On the first Sunday of the London Olympic Games, years of anticipation, hope and preparation came to fruition for Lucy Martin. As a member of Great Britain’s Women’s Olympic Road Race team, with Emma Pooley and Nicole Cooke, she gave her all on a treacherous, rain soaked, Box Hill Circuit, delivering a well orchestrated plan to help the team’s fourth member, Lizzie Armitstead, to take silver on the Mall and Great Britain’s first medal of the Games.

 

In so doing, she became the second cycling Olympian from her hometown of Widnes, Cheshire, since John Geddes secured bronze on the Melbourne track as part of a GB team pursuit team, which included Mike Gambrill, Don Burgess and nineteen-year old Tom Simpson in the 1956 Olympics.

 

Representing her country in the home Olympics marks the highest point so far in Martin’s cycling career, which started when she was fifteen years old, her potential spotted by British Cycling’s talent identification team on a visit to her secondary school. Although she had competed as a club swimmer and school runner, she had never before been involved in cycling, and, doubting that she could meet British Cycling requirements, almost missed the vital assessment session because of a timetable clash with another subject.

 

Recruited into the junior talent development team, she joined the Olympic Development Programme after winning the National Junior Road Race Championship in 2008.

 

Now an established professional women’s road racer based in Girona, Spain, with what she describes as the dream-like experience of taking part in the home Olympics behind her, she is very aware that the time is right to focus on new athletic and career targets.

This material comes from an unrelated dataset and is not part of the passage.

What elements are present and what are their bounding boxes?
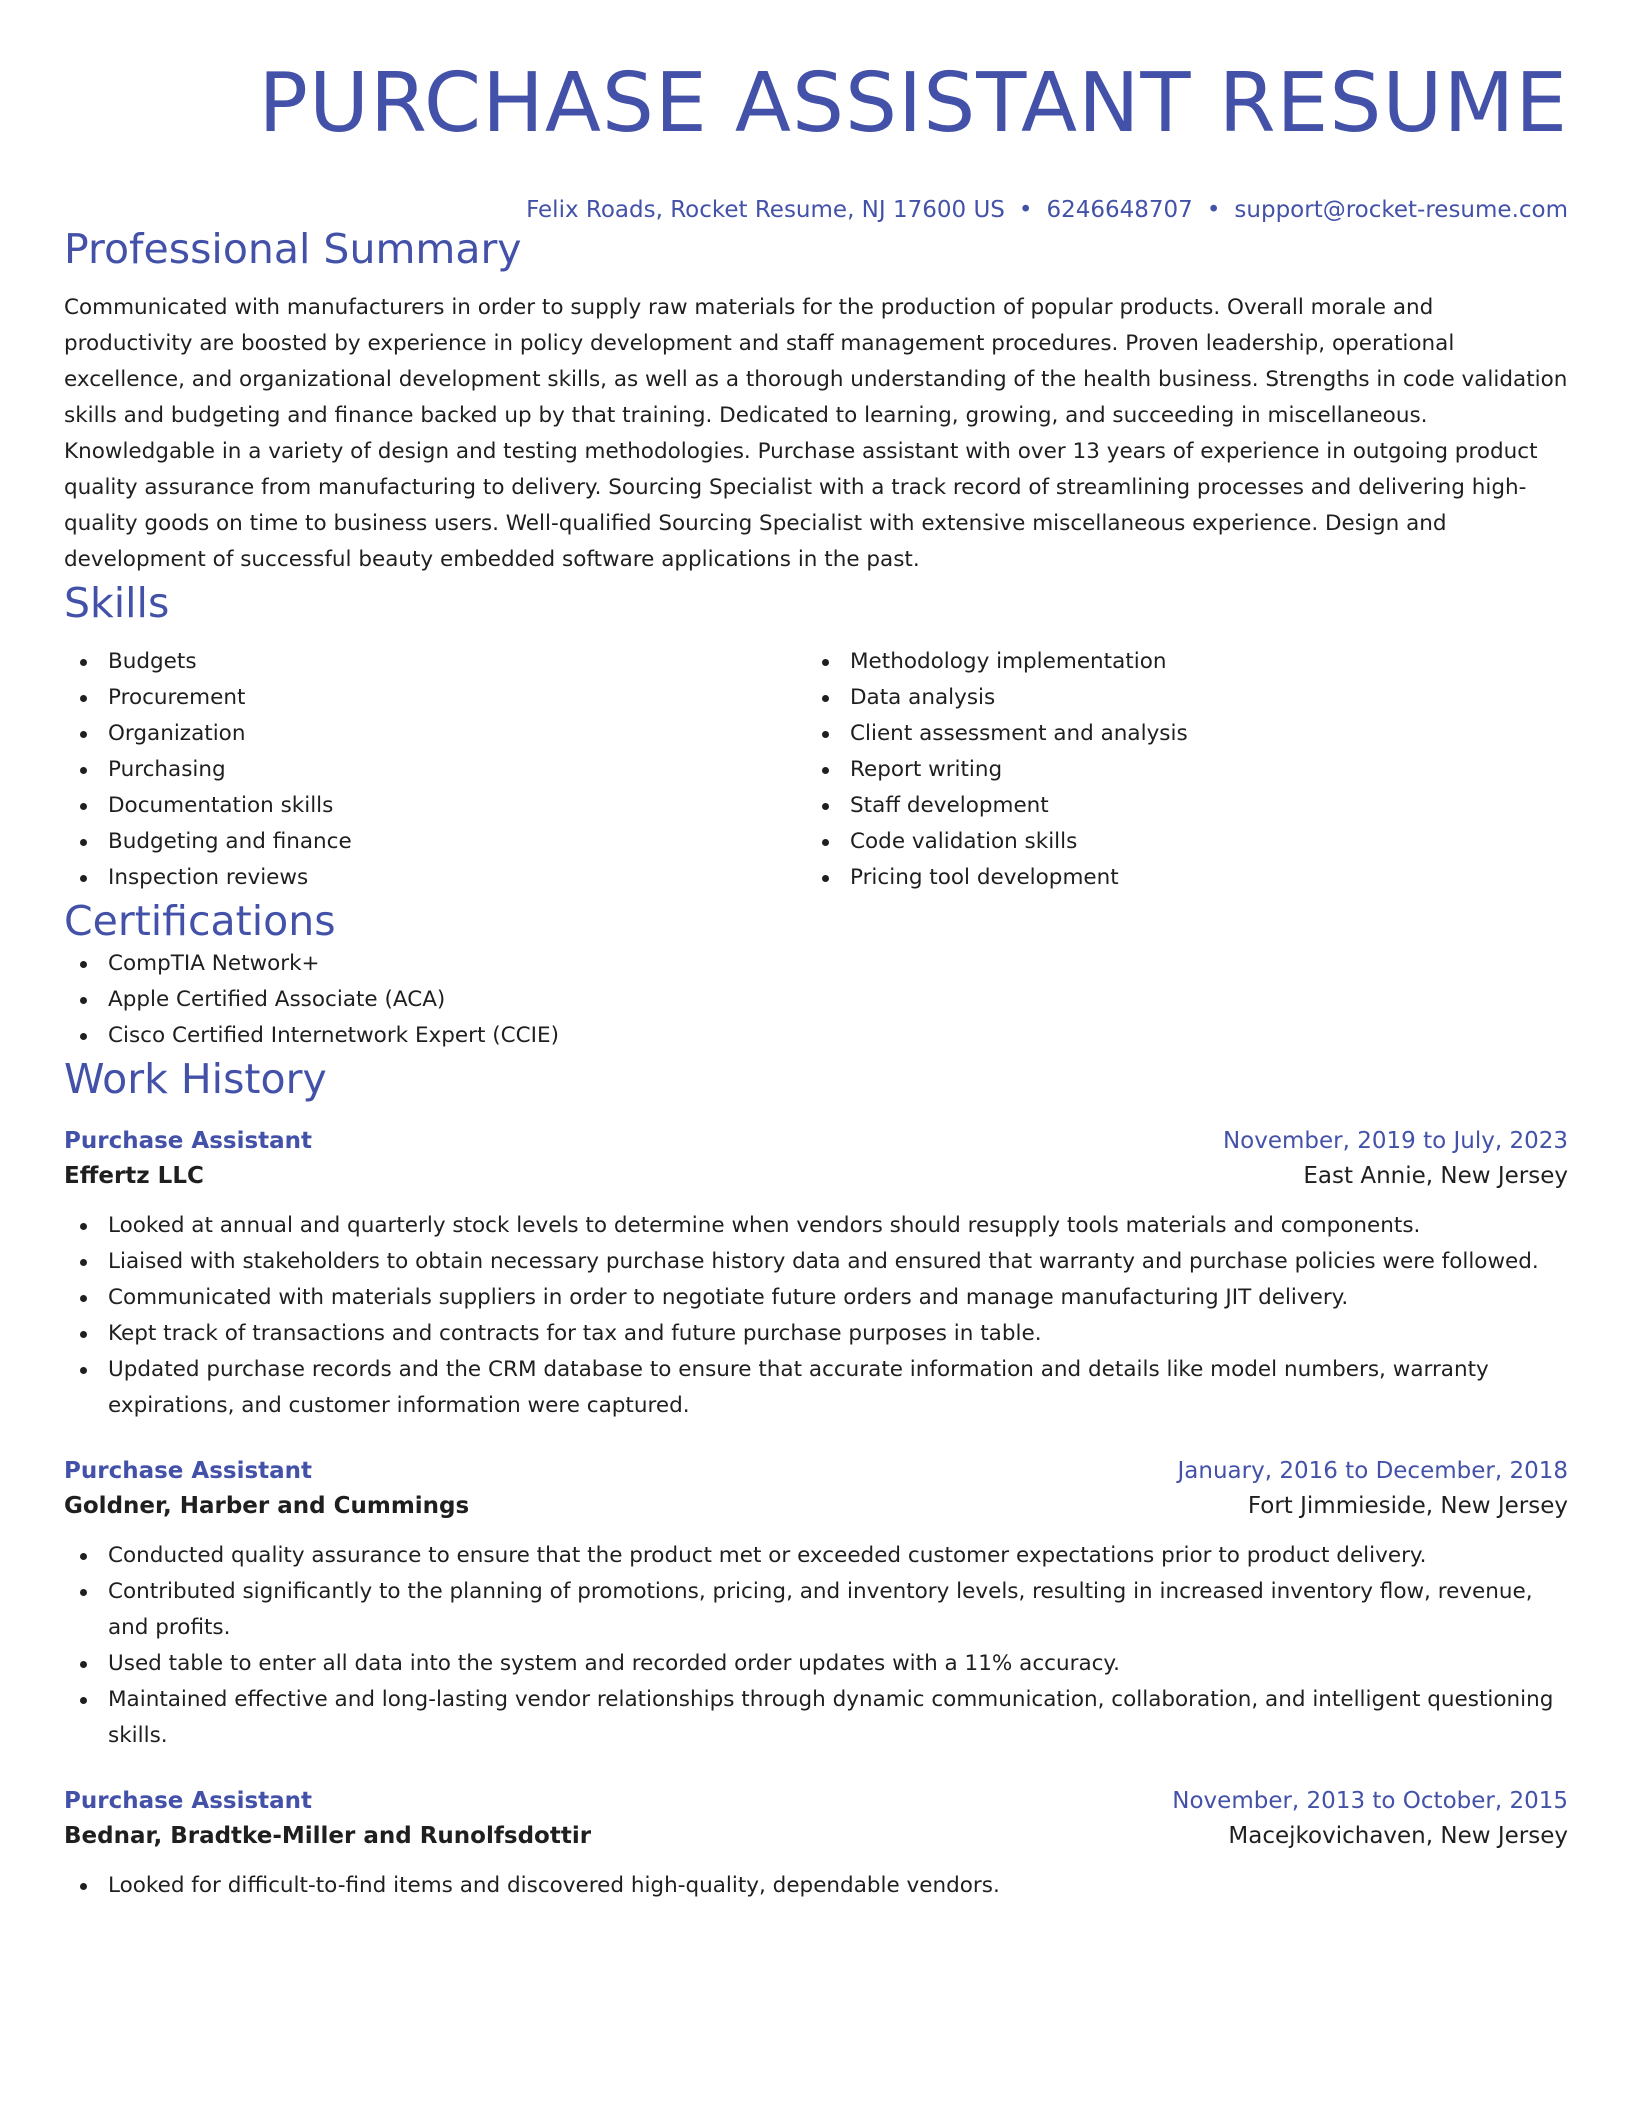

Image © Paul Francis Cooper

 

I joined her on Lancashire’s lanes whilst she was out on a training ride in preparation for last weekend’s Belgian three-day stage race, the Lotto-Decca Tour. And she told me. “My three-weeks in the Olympic village were amazing – I had to pinch myself as I rubbed shoulders with the world’s greatest, like Usain Bolt. The crowds and excitement of the road race, and Lizzie winning the medal will stay with me forever. But coming home to my family in Widnes has been a really welcome chance to calm down and plan for the future.”

 

The third stage of the Lotto-Decca Tour involves two ascents of the Kapelmur Cobble, infamous as a regular feature in the Tour of Flanders. And Lucy’s training session took in an impressively fast ascent of Billinge’s Shayley Brow, which, with its 14% maximum gradient, is also a regular lung-tester for St Helens pro-rider Jonny McEvoy (Endura Racing) and Liverpool’s Mark McNally (An Post Sean-Kelly), regular winter training partners of Lucy when the three friends are home from racing and training abroad.

 

And her work on Shayley Brow went to good use in the tough final stage of the Lotto-Decca on Monday. Chasing an early break, she pulled hard at the front of the bunch for much of the stage, providing strong support for her team’s sprinter, Holland’s Kirsten Wild, who narrowly missed a podium placing with a bravely contested, but frustrating, fourth general classification position.

 

In career terms, Lucy’s next major target is to negotiate a new professional contract, having learned recently that her current team, AA Drinks-Leontein.nl, (which also includes  Lizzie Armitstead, Emma Pooley and GB National Road Race winner, Sharon Laws on its team-list) will lose its sponsor at the end of the season.

 

Eyeing a number of options for 2013, she is hoping for greater interest in women’s cycling and the personal opportunity to switch from her current, mainly support, position to a team role in which she will be able to chase her own podium places more regularly.